Neue EU-Abgasnorm: Löschfahrzeuge könnten teurer werden

Bis zu acht neue Einsatzfahrzeuge brauchen die 108 Einsatzabteilungen der Feuerwehren im Landkreis Kassel pro Jahr. Sollte die Euro-6-Abgasnorm ab 2015 gelten, drohen Mehrkosten.

Die EU-Norm gilt bereits für Neuzulassungen bei gewerblichen Lastwagen, für Einsatzfahrzeuge besteht bis 2015 eine Ausnahmegenehmigung des Hessischen Innenministeriums. „Ob diese Regelung verlängert wird, das kann ich derzeit nicht abschätzen“ sagt Kreisbrandinspektor Sebastian Mazassek.

Bei der Wolfhager Wehr steht für dieses Jahr der Kauf einer neuen Drehleiter auf dem Programm, die noch der alten Norm entsprechen wird. „Für die vorhandenen Fahrzeuge gilt Bestandschutz. Sie können in Betrieb bleiben“, erklärt Wolfhagens Stadtbrandinspektor Frank Brunst. Die Nutzungsdauer der Feuerwehrfahrzeuge beträgt nach Angaben von Mazassek durchschnittlich 25 Jahre.
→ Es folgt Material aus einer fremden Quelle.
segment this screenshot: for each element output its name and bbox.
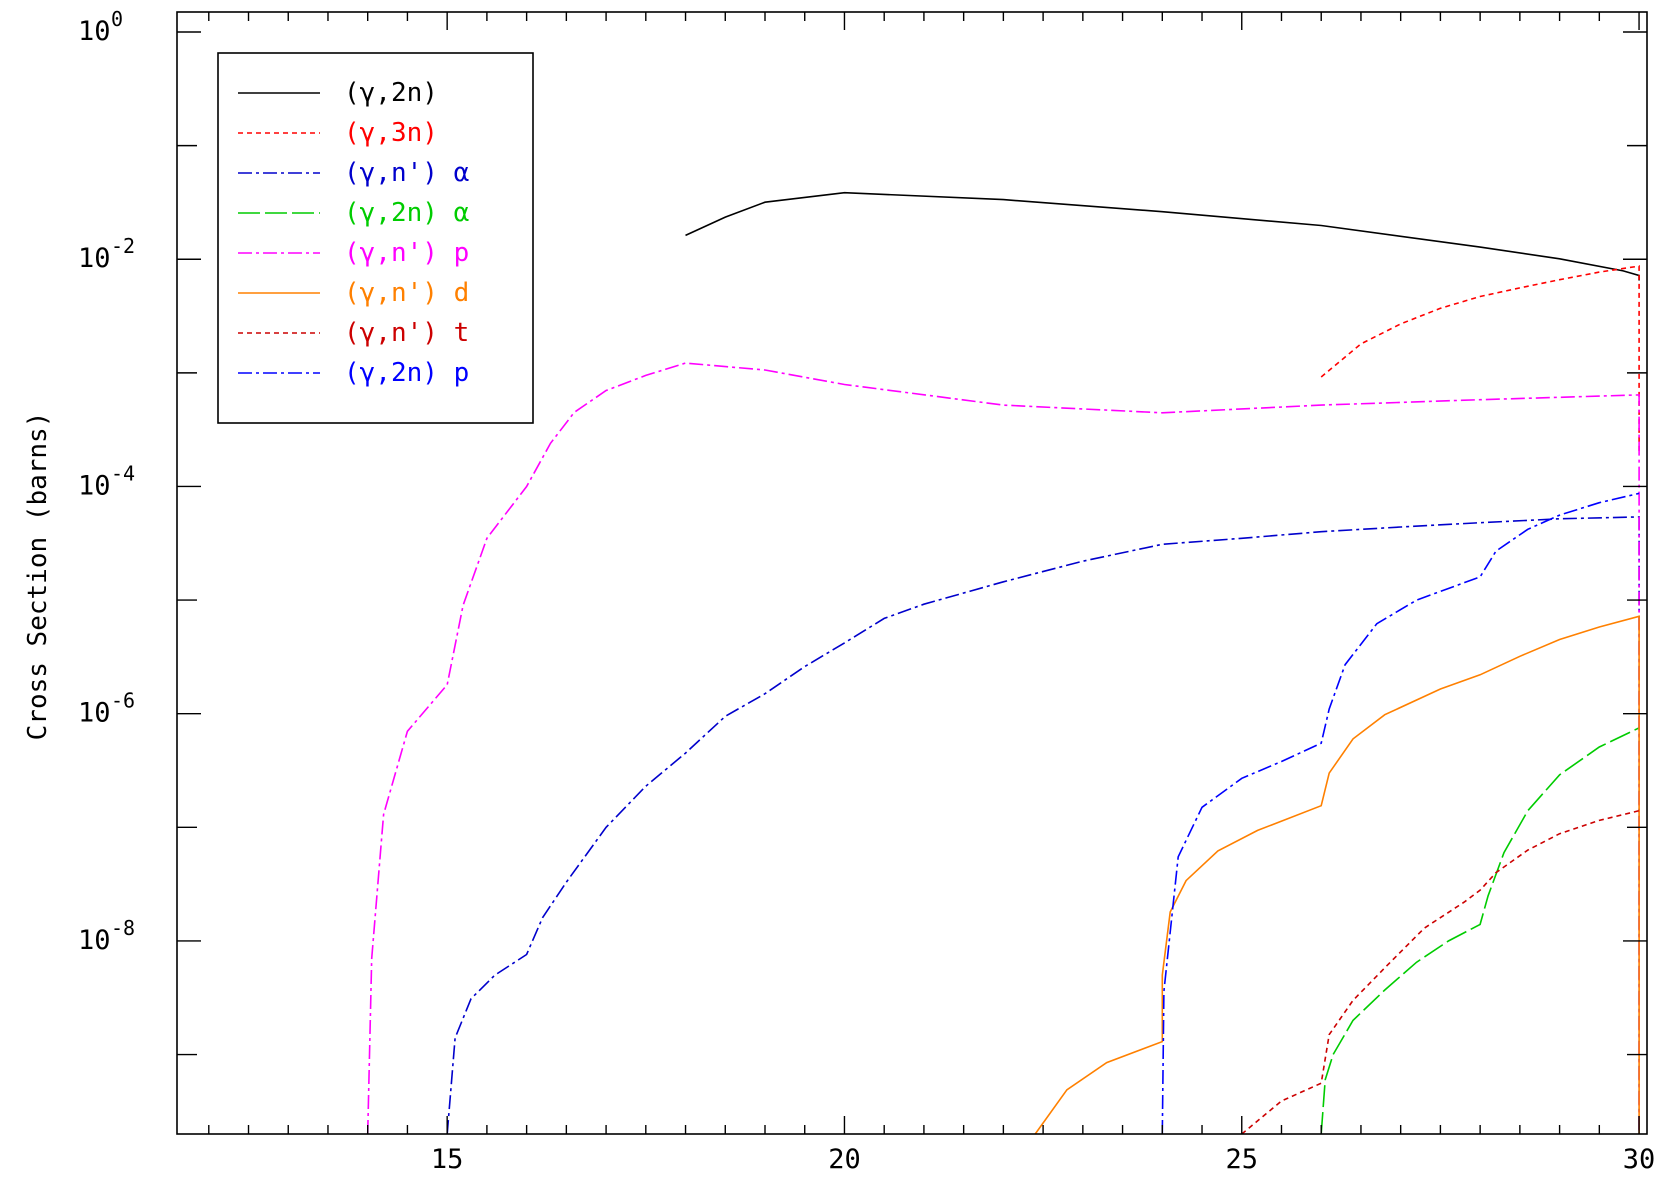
legend: (γ,2n) (γ,3n) (γ,n') α (γ,2n) α (γ,n') p (γ,n… [217,52,534,424]
series-layer [366,191,1640,1135]
y-tick-base: 10 [78,243,111,274]
x-tick-label: 15 [431,1144,464,1175]
series-line-3 [446,516,1640,1135]
series-line-6 [1034,615,1640,1135]
y-tick-exponent: -8 [111,916,135,940]
y-tick-exponent: -4 [111,461,135,485]
x-tick-label: 25 [1225,1144,1258,1175]
y-tick-label: 10 -2 [78,234,135,274]
y-tick-exponent: 0 [111,7,123,31]
y-tick-label: 10 -8 [78,916,135,956]
x-tick-label: 20 [828,1144,861,1175]
y-tick-base: 10 [78,925,111,956]
series-line-5 [366,362,1640,1135]
legend-label-3: (γ,n') α [344,158,469,188]
y-tick-base: 10 [78,16,111,47]
series-line-8 [1161,492,1640,1135]
series-line-4 [1320,727,1640,1135]
y-tick-base: 10 [78,470,111,501]
legend-box [217,52,534,424]
y-tick-label: 10 -6 [78,689,135,729]
legend-label-6: (γ,n') d [344,278,469,308]
y-tick-exponent: -2 [111,234,135,258]
series-line-2 [1320,265,1640,453]
legend-label-1: (γ,2n) [344,78,438,108]
legend-label-4: (γ,2n) α [344,198,469,228]
y-tick-exponent: -6 [111,689,135,713]
y-tick-label: 10 -4 [78,461,135,501]
legend-label-7: (γ,n') t [344,318,469,348]
y-axis-title: Cross Section (barns) [23,412,53,741]
legend-label-8: (γ,2n) p [344,358,469,388]
plot-frame [176,11,1648,1135]
series-line-1 [685,191,1640,281]
y-tick-label: 10 0 [78,7,123,47]
series-line-7 [1241,809,1640,1135]
legend-label-5: (γ,n') p [344,238,469,268]
y-tick-base: 10 [78,698,111,729]
legend-label-2: (γ,3n) [344,118,438,148]
x-tick-label: 30 [1623,1144,1656,1175]
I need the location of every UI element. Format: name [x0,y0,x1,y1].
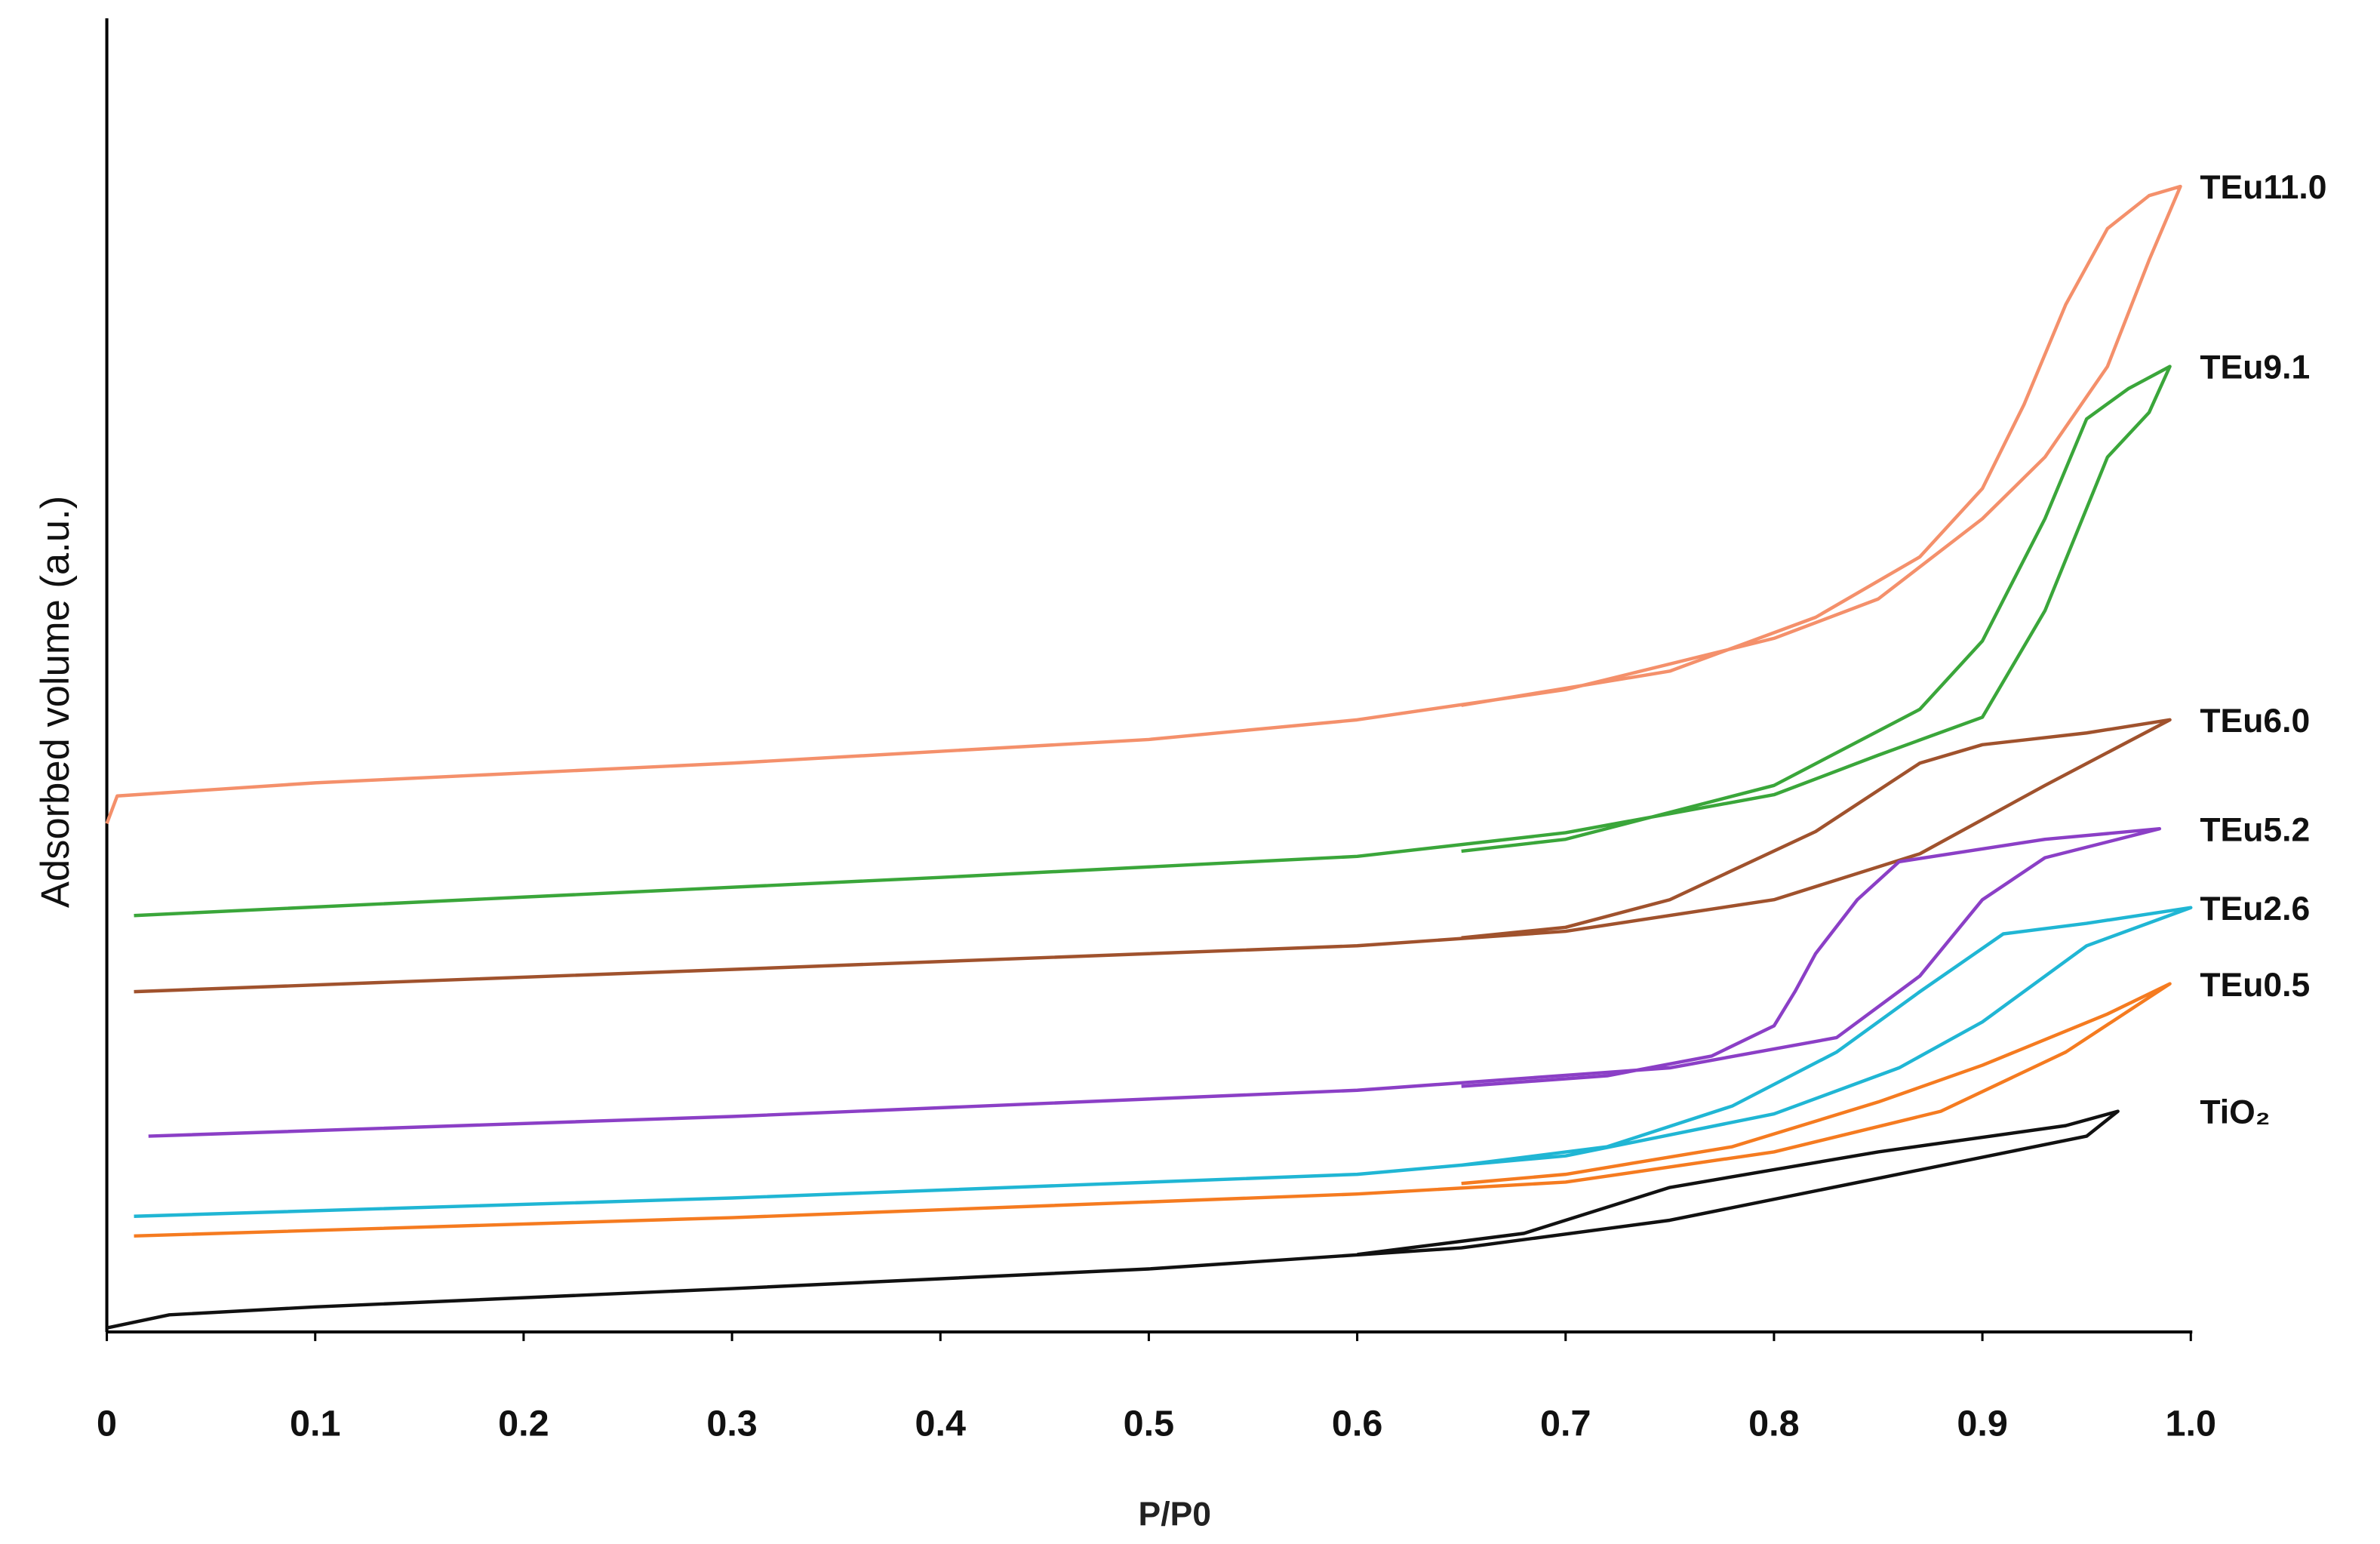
series-label: TEu11.0 [2200,169,2326,206]
series-label: TiO₂ [2200,1094,2270,1131]
isotherm-line [105,184,2182,825]
x-tick-label: 1.0 [2166,1403,2216,1444]
isotherm-line [134,718,2172,994]
series-label: TEu9.1 [2200,349,2310,386]
x-tick-label: 0.5 [1124,1403,1174,1444]
y-axis-title: Adsorbed volume (a.u.) [33,496,78,908]
isotherm-line [134,364,2172,918]
x-tick-label: 0.6 [1332,1403,1382,1444]
x-tick-label: 0.1 [290,1403,340,1444]
series-label: TEu5.2 [2200,811,2310,848]
x-tick-label: 0.7 [1540,1403,1591,1444]
series-label: TEu6.0 [2200,703,2310,740]
x-tick-label: 0.8 [1748,1403,1799,1444]
series-label: TEu0.5 [2200,967,2310,1004]
isotherm-line [106,1109,2120,1330]
x-tick-label: 0.2 [498,1403,549,1444]
series-label: TEu2.6 [2200,890,2310,927]
x-tick-label: 0.9 [1957,1403,2007,1444]
x-tick-label: 0 [97,1403,117,1444]
isotherm-line [134,982,2172,1238]
isotherm-line [134,906,2193,1218]
x-axis-title: P/P0 [1139,1496,1211,1533]
x-tick-label: 0.3 [706,1403,757,1444]
isotherm-line [148,826,2162,1138]
x-tick-label: 0.4 [915,1403,966,1444]
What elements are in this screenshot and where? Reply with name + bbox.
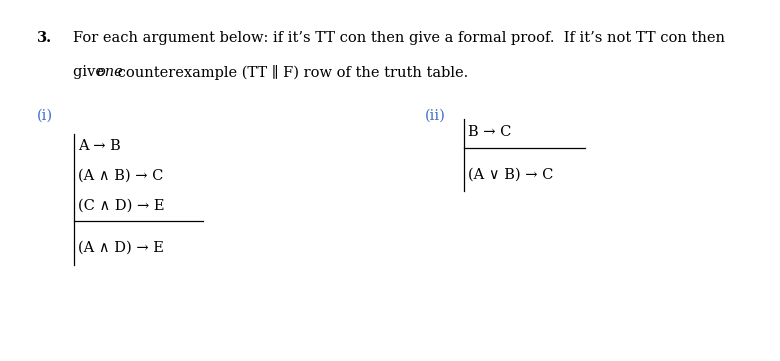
Text: A → B: A → B	[78, 139, 121, 153]
Text: counterexample (TT ∥ F) row of the truth table.: counterexample (TT ∥ F) row of the truth…	[113, 65, 468, 80]
Text: (ii): (ii)	[425, 108, 446, 122]
Text: B → C: B → C	[468, 125, 512, 139]
Text: (A ∧ D) → E: (A ∧ D) → E	[78, 241, 164, 255]
Text: For each argument below: if it’s TT con then give a formal proof.  If it’s not T: For each argument below: if it’s TT con …	[73, 31, 725, 45]
Text: one: one	[96, 65, 122, 79]
Text: (C ∧ D) → E: (C ∧ D) → E	[78, 198, 165, 212]
Text: 3.: 3.	[37, 31, 51, 45]
Text: (A ∧ B) → C: (A ∧ B) → C	[78, 169, 163, 183]
Text: give: give	[73, 65, 108, 79]
Text: (A ∨ B) → C: (A ∨ B) → C	[468, 168, 553, 182]
Text: (i): (i)	[37, 108, 53, 122]
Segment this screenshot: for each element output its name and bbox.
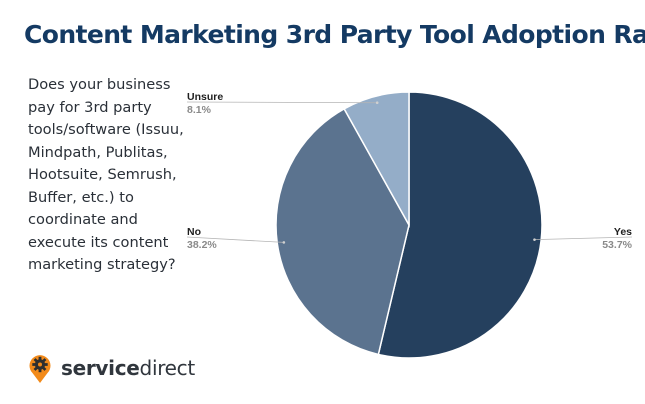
pie-slice-yes: [377, 91, 543, 359]
leader-dot-no: [282, 241, 286, 244]
chart-title: Content Marketing 3rd Party Tool Adoptio…: [24, 20, 645, 49]
slice-label-unsure: Unsure: [187, 91, 223, 103]
leader-line-no: [186, 236, 284, 243]
leader-line-yes: [534, 236, 633, 241]
slice-value-no: 38.2%: [187, 239, 217, 251]
slice-value-yes: 53.7%: [602, 239, 632, 251]
logo-wordmark-bold: service: [61, 356, 140, 380]
gear-location-pin-icon: [29, 355, 51, 383]
slice-label-no: No: [187, 226, 201, 238]
servicedirect-logo: servicedirect: [27, 351, 195, 385]
leader-line-unsure: [186, 101, 378, 104]
leader-dot-yes: [533, 238, 536, 241]
slice-value-unsure: 8.1%: [187, 104, 212, 116]
pie-slice-unsure: [343, 91, 410, 228]
survey-question: Does your business pay for 3rd party too…: [28, 76, 184, 273]
pie-slice-no: [275, 107, 410, 356]
leader-dot-unsure: [375, 101, 379, 105]
logo-wordmark-rest: direct: [139, 356, 196, 380]
slice-label-yes: Yes: [614, 226, 632, 238]
logo-wordmark: servicedirect: [61, 356, 195, 380]
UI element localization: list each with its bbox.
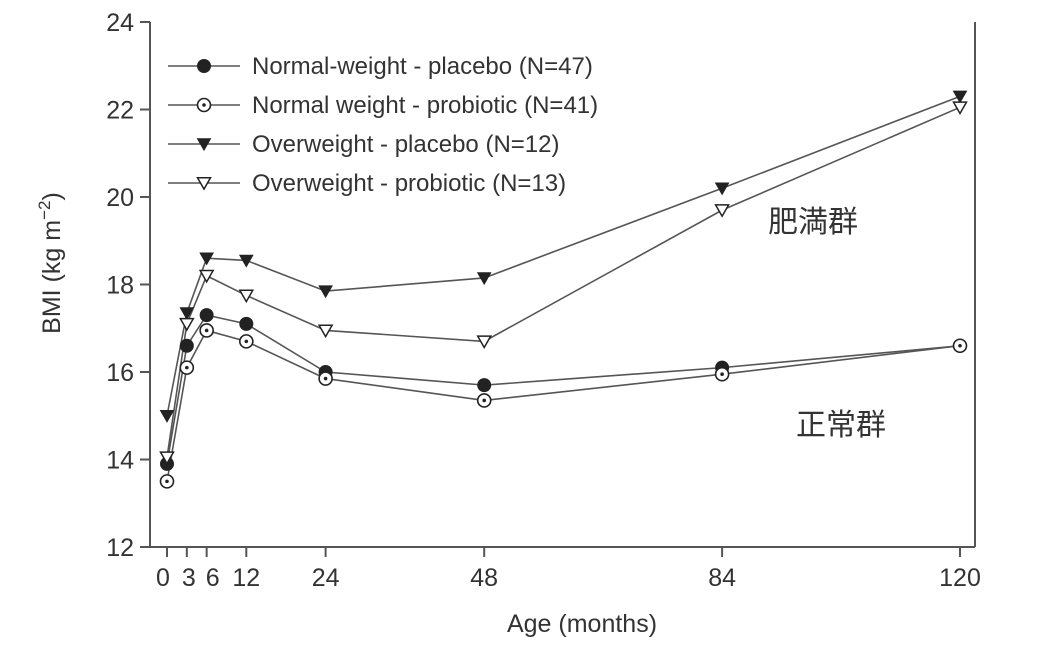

Nach Einschätzung des Rotenburger Stadtbrandinspektors Jörg Fleischhut würden die Fahrzeuge durch die neuen Regeln um etwa 10 000 Euro teurer.

Zudem würden sie größer und vor allem schwerer. Wiegt ein Löschfahrzeug derzeit maximal 14,5 Tonnen, kämen durch die neuen Reinigungssysteme noch einmal 300 bis 500 Kilogramm hinzu, schätzt Mazassek. Das könnte zu Schwierigkeiten führen, weil zum Beispiel Zufahrten zu Krankenhäusern für die alten Gewichtsklassen dimensioniert wurden. Mit Platzmangel in den Feuerwehrgerätehäusern rechnet der Kreisbrandinspektor aber nicht.

Mit Blick auf die Umweltbelastung ist der Nutzen der neuen Technik bei Einsatzfahrzeugen laut Mazassek nicht so groß, da sie im Gegensatz zu gewerblich genutzten Lastwagen oft nur auf Kurzstrecken im Einsatz seien. Pro Jahr legten manche gerade 1500 bis 3000 Kilometer zurück.